Hicimos unos minutos de silencio, pero esta vez no eran incómodos como los anteriores.
—Te hace sentir diminuto —continuó—. Es el poder de la naturaleza... A veces necesitamos ponernos en perspectiva... Mirar lo grande y sentirnos pequeños para valorar aquello que damos por sentado...
No supe a qué se refería, pero sus palabras sonaban muy bien así que solo asentí.
—Me gusta sentirme pequeña, ¿sabes? —preguntó—, pequeña ante la inmensidad de la naturaleza... Eso me hace sentir importante...
—¿Sí?
—Sí... porque me parece mágico ser parte de esta postal... Me parece mágico vivir, estar viva en este momento.
Sus palabras eran profundas, pero yo no las comprendía. A mí nada me parecía mágico. Hermoso sí: el paisaje, la naturaleza... pero no mágico.
—Podemos irnos ahora —murmuré luego de un rato—, continuar con tu programa... Siento haberte retrasado.

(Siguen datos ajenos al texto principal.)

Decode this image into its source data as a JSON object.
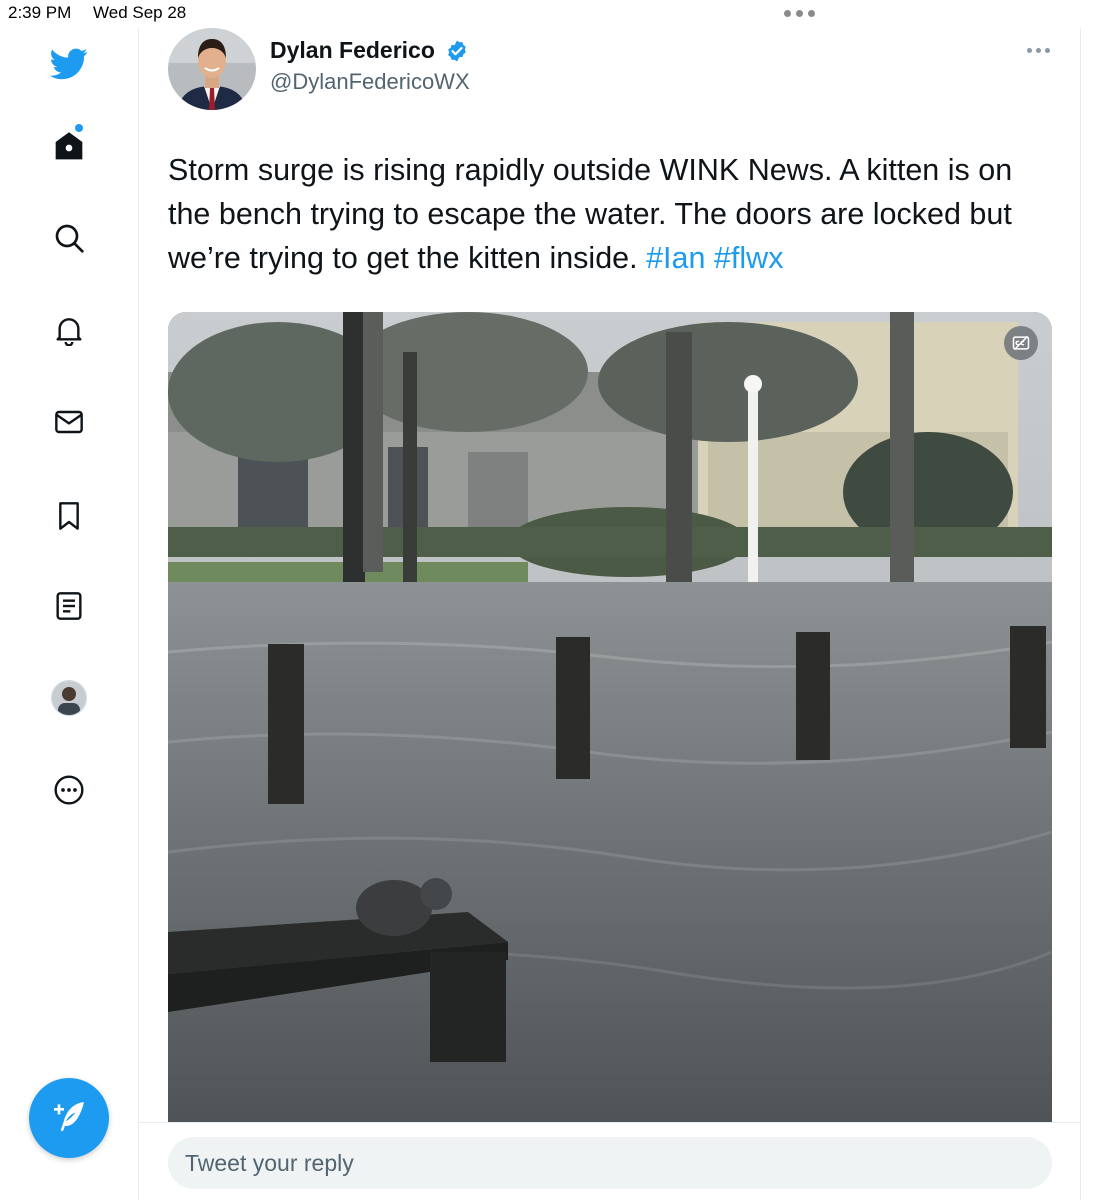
{
  "status_bar": {
    "time": "2:39 PM",
    "date": "Wed Sep 28"
  },
  "sidebar": {
    "items": [
      {
        "icon": "twitter-bird-icon"
      },
      {
        "icon": "home-icon",
        "has_notification_dot": true
      },
      {
        "icon": "search-icon"
      },
      {
        "icon": "bell-icon"
      },
      {
        "icon": "mail-icon"
      },
      {
        "icon": "bookmark-icon"
      },
      {
        "icon": "lists-icon"
      },
      {
        "icon": "profile-avatar"
      },
      {
        "icon": "more-circle-icon"
      }
    ],
    "compose_icon": "compose-feather-icon"
  },
  "tweet": {
    "author_name": "Dylan Federico",
    "author_handle": "@DylanFedericoWX",
    "verified": true,
    "text": "Storm surge is rising rapidly outside WINK News. A kitten is on the bench trying to escape the water. The doors are locked but we’re trying to get the kitten inside.",
    "hashtags": [
      "#Ian",
      "#flwx"
    ]
  },
  "reply": {
    "placeholder": "Tweet your reply"
  },
  "colors": {
    "accent": "#1d9bf0",
    "text": "#0f1419",
    "muted": "#536471"
  }
}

—No te preocupes... —rio con ironía—. La verdad es que normalmente odio salirme de los planes, pero hoy ha sido bueno parar para respirar... también lo necesitaba.
Asentí porque eso me pareció acertado y la seguí.
Caminaba delante de mí guiándome hacia el vehículo y mis ojos se perdieron indefectiblemente en su trasero. El vestido húmedo se le había pegado a la piel y dejaba a la vista su ropa interior. Me sentía mal por mirarla, pero los ojos se me iban sin que pudiera evitarlo, así que me adelanté para caminar a su lado.
De repente toda la tensión que había entre nosotros desde que nos vimos por primera vez unas horas antes, pareció diluirse en el calor de aquella siesta y algo muy extraño me sucedió. Me di cuenta de que me sentía cómodo en su compañía y eso era extremadamente raro, porque yo no me sentía de esa manera con casi nadie en todo el mundo.